Food, schwag, kayaks, swimmers, all started arriving as the buoys were being set. Beside Pismo Beach Rob, we had a couple of other out-of-towners swimming with us; Suzie Dods from San Francisco and Don MacDonald from Chicago. The best part of these swims is the gathering, and since this was the “last of the season” there were a lot of stories to share about all the miles swum this year. We had 9 EC swimmers present, and at least two who will be swimming it in 2011, dozens of MIMSers, probably a dozen Boston Light swimmers, the trio of Magellan and Beagle Channel swimmers and the one guy who I am pretty sure flew way more miles than me this year… criss-crossing the country to get a taste of every USMS OW championship swim, and quite a few others.

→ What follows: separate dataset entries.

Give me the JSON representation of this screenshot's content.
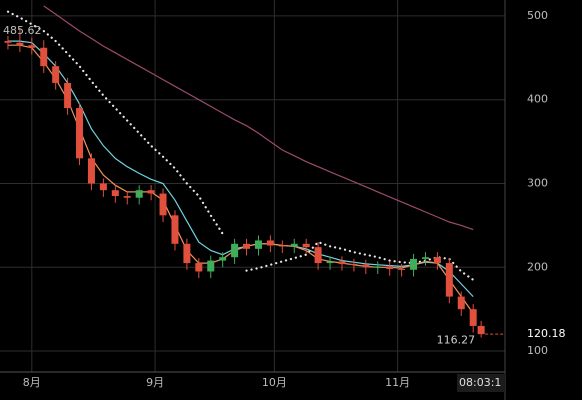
{
  "chart_data": {
    "type": "candlestick",
    "x": [
      -6,
      -3,
      0,
      3,
      6,
      9,
      12,
      15,
      18,
      21,
      24,
      27,
      30,
      33,
      36,
      39,
      42,
      45,
      48,
      51,
      54,
      57,
      60,
      63,
      66,
      69,
      72,
      75,
      78,
      81,
      84,
      87,
      90,
      93,
      96,
      99,
      102,
      105,
      108,
      111,
      113
    ],
    "open": [
      470,
      468,
      465,
      462,
      440,
      420,
      390,
      330,
      300,
      292,
      285,
      283,
      292,
      288,
      262,
      228,
      205,
      195,
      208,
      212,
      228,
      222,
      232,
      226,
      225,
      228,
      224,
      205,
      207,
      204,
      203,
      200,
      201,
      198,
      197,
      210,
      212,
      205,
      165,
      150,
      130
    ],
    "high": [
      476,
      485.62,
      474,
      471,
      446,
      426,
      396,
      336,
      306,
      298,
      291,
      298,
      298,
      294,
      268,
      234,
      211,
      214,
      218,
      234,
      234,
      238,
      238,
      232,
      234,
      234,
      230,
      213,
      213,
      210,
      209,
      207,
      207,
      204,
      216,
      218,
      218,
      211,
      171,
      156,
      136
    ],
    "low": [
      460,
      457,
      454,
      432,
      412,
      382,
      322,
      292,
      284,
      277,
      275,
      275,
      280,
      254,
      220,
      197,
      187,
      187,
      200,
      204,
      214,
      214,
      218,
      217,
      217,
      216,
      197,
      197,
      196,
      195,
      192,
      192,
      190,
      189,
      189,
      202,
      197,
      157,
      142,
      122,
      116.27
    ],
    "close": [
      468,
      465,
      462,
      440,
      420,
      390,
      330,
      300,
      292,
      285,
      283,
      292,
      288,
      262,
      228,
      205,
      195,
      208,
      212,
      228,
      222,
      232,
      226,
      225,
      228,
      224,
      205,
      207,
      204,
      203,
      200,
      201,
      198,
      197,
      210,
      212,
      205,
      165,
      150,
      130,
      120.18
    ],
    "up_color": "#3fae5a",
    "down_color": "#e0503c",
    "series": [
      {
        "color": "#9b4a6e",
        "dotted": false,
        "values": [
          null,
          null,
          null,
          512,
          502,
          492,
          482,
          473,
          464,
          456,
          448,
          440,
          432,
          424,
          416,
          408,
          400,
          392,
          384,
          376,
          369,
          360,
          350,
          340,
          333,
          326,
          320,
          314,
          308,
          302,
          296,
          290,
          284,
          278,
          272,
          266,
          260,
          254,
          250,
          245,
          null
        ]
      },
      {
        "color": "#e6e6e6",
        "dotted": true,
        "values": [
          505,
          498,
          490,
          482,
          470,
          455,
          440,
          422,
          405,
          390,
          375,
          360,
          345,
          332,
          318,
          300,
          285,
          262,
          240,
          null,
          196,
          199,
          203,
          207,
          211,
          215,
          230,
          225,
          222,
          218,
          215,
          212,
          208,
          206,
          205,
          208,
          212,
          210,
          195,
          185,
          null
        ]
      },
      {
        "color": "#6fd3e0",
        "dotted": false,
        "values": [
          470,
          470,
          468,
          455,
          440,
          420,
          395,
          365,
          345,
          330,
          320,
          312,
          305,
          300,
          280,
          255,
          230,
          220,
          215,
          222,
          225,
          228,
          228,
          226,
          225,
          222,
          216,
          212,
          208,
          206,
          204,
          203,
          202,
          201,
          203,
          206,
          205,
          195,
          180,
          165,
          null
        ]
      },
      {
        "color": "#f0935a",
        "dotted": false,
        "values": [
          465,
          465,
          462,
          445,
          425,
          400,
          365,
          330,
          310,
          298,
          290,
          290,
          290,
          280,
          250,
          220,
          205,
          205,
          210,
          220,
          225,
          228,
          228,
          226,
          225,
          220,
          210,
          207,
          205,
          203,
          201,
          200,
          200,
          199,
          203,
          207,
          205,
          185,
          165,
          145,
          null
        ]
      }
    ],
    "xlim": [
      -8,
      119
    ],
    "xticks": [
      {
        "value": 0,
        "label": "8月"
      },
      {
        "value": 31,
        "label": "9月"
      },
      {
        "value": 61,
        "label": "10月"
      },
      {
        "value": 92,
        "label": "11月"
      }
    ],
    "ylim": [
      75,
      519
    ],
    "yticks": [
      100,
      200,
      300,
      400,
      500
    ],
    "grid": true,
    "time_label": "08:03:1"
  }
}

The swim and post swim have been described well by Janet:
and Rob –¬†and there are quite a few photos linked as well, so I will only add that I had a great time as always hanging out with my swim friends… old and new, and look forward to the next event though I have no idea at the moment when that will be.

My planning for 2011 has just begun, and will revolve around a seven day Hudson River swim… dates and details are still TBD.